Collectively, both of the researches strongly suggests that heavy drinking is linked with poorer academic success in college. Which the relationship between problematic alcohol consumption and academic performance is undoubtedly a major concern for university administrators and officials. It has already been executed that it is the responsibility of the university to establish a program or class on alcohol abuse. However, this solution tend to not show promising results at all as underage college students are still able to obtain an alcoholic beverage at ease.

The evidence is overwhelming: the consequences of alcohol is highly irreversible once it has taken affect. College students of all ages, legal and illegal, are potential victims of succumbing to the deadly poison. It can stated without being figurative that if the minimum drinking age was at 19, then three quarters of college students would not be committing an illegal act. As underage drinking is nearly impossible to prevent college campuses because access to alcoholic beverages is ext easy.

A minor would simply have to attend a party full of upperclassmen or have a friend that is of the minimum drinking age to supply them with a beverage. Once they have alcohol in their possession, it is up to their mental capabilities to allow them to logically make decisions, but if they lead to choose the wrong decision, then the stakes of endangering themselves becomes inevitable. It is not uncommon to hear, view, or read reports of alcohol-related deaths or injuries from drunk driving, overdose, or suicides, and unwanted sexual experiences that result in being the victim of sexual assault.
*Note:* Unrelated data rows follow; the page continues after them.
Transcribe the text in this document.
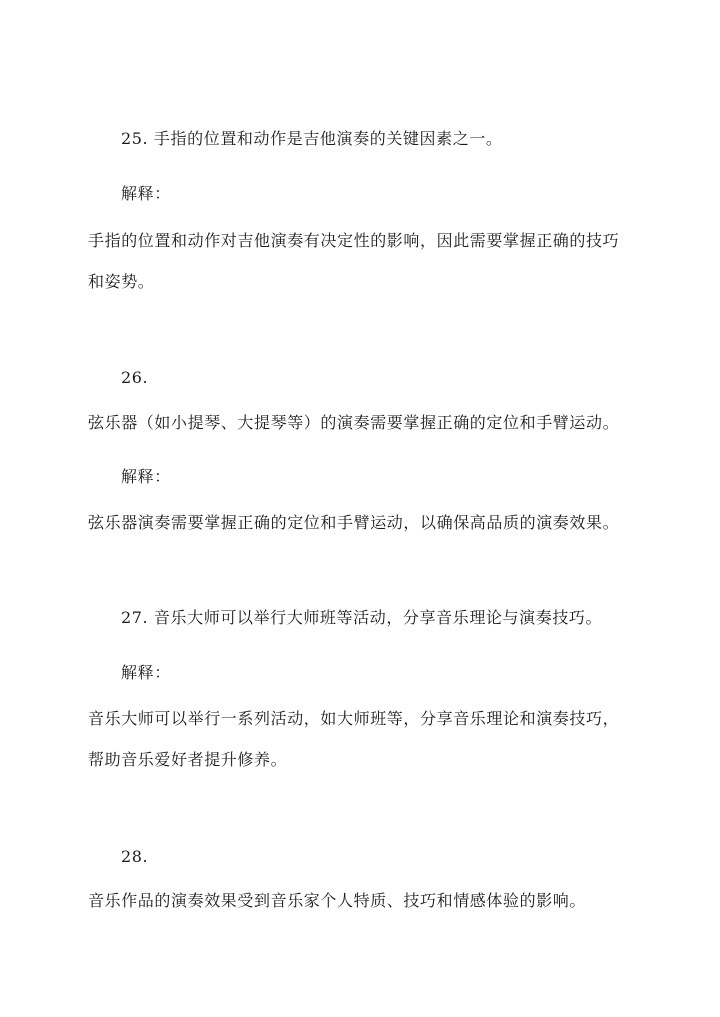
25. 手指的位置和动作是吉他演奏的关键因素之一。
解释：
手指的位置和动作对吉他演奏有决定性的影响，因此需要掌握正确的技巧
和姿势。
26.
弦乐器（如小提琴、大提琴等）的演奏需要掌握正确的定位和手臂运动。
解释：
弦乐器演奏需要掌握正确的定位和手臂运动，以确保高品质的演奏效果。
27. 音乐大师可以举行大师班等活动，分享音乐理论与演奏技巧。
解释：
音乐大师可以举行一系列活动，如大师班等，分享音乐理论和演奏技巧，
帮助音乐爱好者提升修养。
28.
音乐作品的演奏效果受到音乐家个人特质、技巧和情感体验的影响。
In order to prevent these occurrences, or at least reduce them, all universities need to implement intervention programs in there budget as an importance for their students. The lack of authority that universities present on campus correlates to underage college students involved in dangerous instances that is solely an outcome of alcohol consumption. Without any significant enhancements for policies toward alcohol will not show progress with minimizing the problem.

Reluctantly, there are institutes that have established policies in regard for the safety of their students, such as the University of Notre Dame and Stanford University. Both universities have banned the distribution and possession of hard alcohol (anything above 14 percent) in undergraduate dorms and at parties. If the majority of universities in the United States take the same consideration of the risk that alcohol implements on their students’ wellbeing, then a remarkable chance of an advantageous sobriety will take full effect.